Increasing the variety of people serving on boards offers an opportunity to tap into a rich pool of talented candidates, bringing new voices, experiences and approaches to the decision-making process and adding depth to existing skills and ideas, and, bringing the board closer to properly representing stakeholders.

Greater diversity expands the networks available to your group, helps to reach your ‘audience’, increases the profile of your group and makes for better governance, he said. With women making up 51 per cent of the population, having women on boards makes them more relevant to the whole community.

Our Community, the Women’s Leadership Institute Australia and the Alcoa Foundation recently launched a new book to help get more women into leadership positions in Australia. Get on a Board [Even Better – Become the Chair] is designed for women considering a role on a community, Government or corporate board.

Designed to inspire and empower more women to take the leap into the board arena, the book examines the board lifecycle, from first consideration of such a role, through finding the right board, getting the gig, honing your performance, and, finally, moving on.

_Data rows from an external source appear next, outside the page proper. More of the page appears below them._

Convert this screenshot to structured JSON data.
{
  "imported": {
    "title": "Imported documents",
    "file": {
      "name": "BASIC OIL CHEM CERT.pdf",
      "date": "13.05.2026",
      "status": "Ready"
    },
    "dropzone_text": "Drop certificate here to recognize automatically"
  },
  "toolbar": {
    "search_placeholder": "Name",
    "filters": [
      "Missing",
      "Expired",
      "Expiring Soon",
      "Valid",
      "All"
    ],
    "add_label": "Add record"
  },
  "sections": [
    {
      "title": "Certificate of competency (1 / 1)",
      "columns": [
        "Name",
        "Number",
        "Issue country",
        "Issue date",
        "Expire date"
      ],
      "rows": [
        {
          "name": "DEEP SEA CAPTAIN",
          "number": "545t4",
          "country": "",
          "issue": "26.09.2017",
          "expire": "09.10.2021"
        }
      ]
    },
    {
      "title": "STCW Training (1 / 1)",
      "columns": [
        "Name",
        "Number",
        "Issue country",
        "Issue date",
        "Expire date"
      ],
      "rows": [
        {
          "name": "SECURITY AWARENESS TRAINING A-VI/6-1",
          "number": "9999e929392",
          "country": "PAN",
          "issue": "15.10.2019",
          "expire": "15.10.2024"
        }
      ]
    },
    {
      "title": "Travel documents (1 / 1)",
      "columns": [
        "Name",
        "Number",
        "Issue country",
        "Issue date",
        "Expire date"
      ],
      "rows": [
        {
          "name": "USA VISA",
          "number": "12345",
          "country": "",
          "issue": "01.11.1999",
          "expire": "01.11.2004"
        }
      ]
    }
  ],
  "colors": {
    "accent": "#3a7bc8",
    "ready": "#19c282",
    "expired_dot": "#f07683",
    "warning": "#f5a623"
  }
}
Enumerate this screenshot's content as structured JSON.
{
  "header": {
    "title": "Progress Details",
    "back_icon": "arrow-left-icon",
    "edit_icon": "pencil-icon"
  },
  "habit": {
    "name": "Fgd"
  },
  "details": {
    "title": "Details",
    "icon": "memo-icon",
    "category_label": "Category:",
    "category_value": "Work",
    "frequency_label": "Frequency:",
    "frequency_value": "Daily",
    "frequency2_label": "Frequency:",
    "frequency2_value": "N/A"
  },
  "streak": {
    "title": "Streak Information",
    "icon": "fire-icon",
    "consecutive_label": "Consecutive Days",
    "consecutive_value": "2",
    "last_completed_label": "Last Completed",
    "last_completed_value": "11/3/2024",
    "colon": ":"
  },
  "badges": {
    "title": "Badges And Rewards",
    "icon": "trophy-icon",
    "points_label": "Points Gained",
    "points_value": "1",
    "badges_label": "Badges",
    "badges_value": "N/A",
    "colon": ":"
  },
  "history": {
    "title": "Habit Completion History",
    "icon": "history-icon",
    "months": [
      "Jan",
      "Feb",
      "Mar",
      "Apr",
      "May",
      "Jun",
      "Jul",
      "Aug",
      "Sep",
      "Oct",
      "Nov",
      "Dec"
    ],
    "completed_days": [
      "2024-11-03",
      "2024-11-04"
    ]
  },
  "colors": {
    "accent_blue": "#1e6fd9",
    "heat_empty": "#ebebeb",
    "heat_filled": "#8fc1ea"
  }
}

It includes tips, insights and tricks for aspiring board members and many insights for men and boards as well on making their structures more welcoming to women.

The book was produced as part of the joint Advancing Diversity and Women in Australia project, which will also involve a regional training program for women aspiring to board roles, supported through the Alcoa Foundation.

Our Community is the leading provider of information and training for community organisations in Australia and has long been involved in the campaign to create more opportunities for leadership positions for women.

The Alcoa Foundation has a proud history or supporting the advancement of community leadership in Australia through the provision of grants, volunteers and expert support. More information about the project, and the book, can be found online, at www.ourcommunity.com.au/books/getonaboard , Mr McCurdy concluded.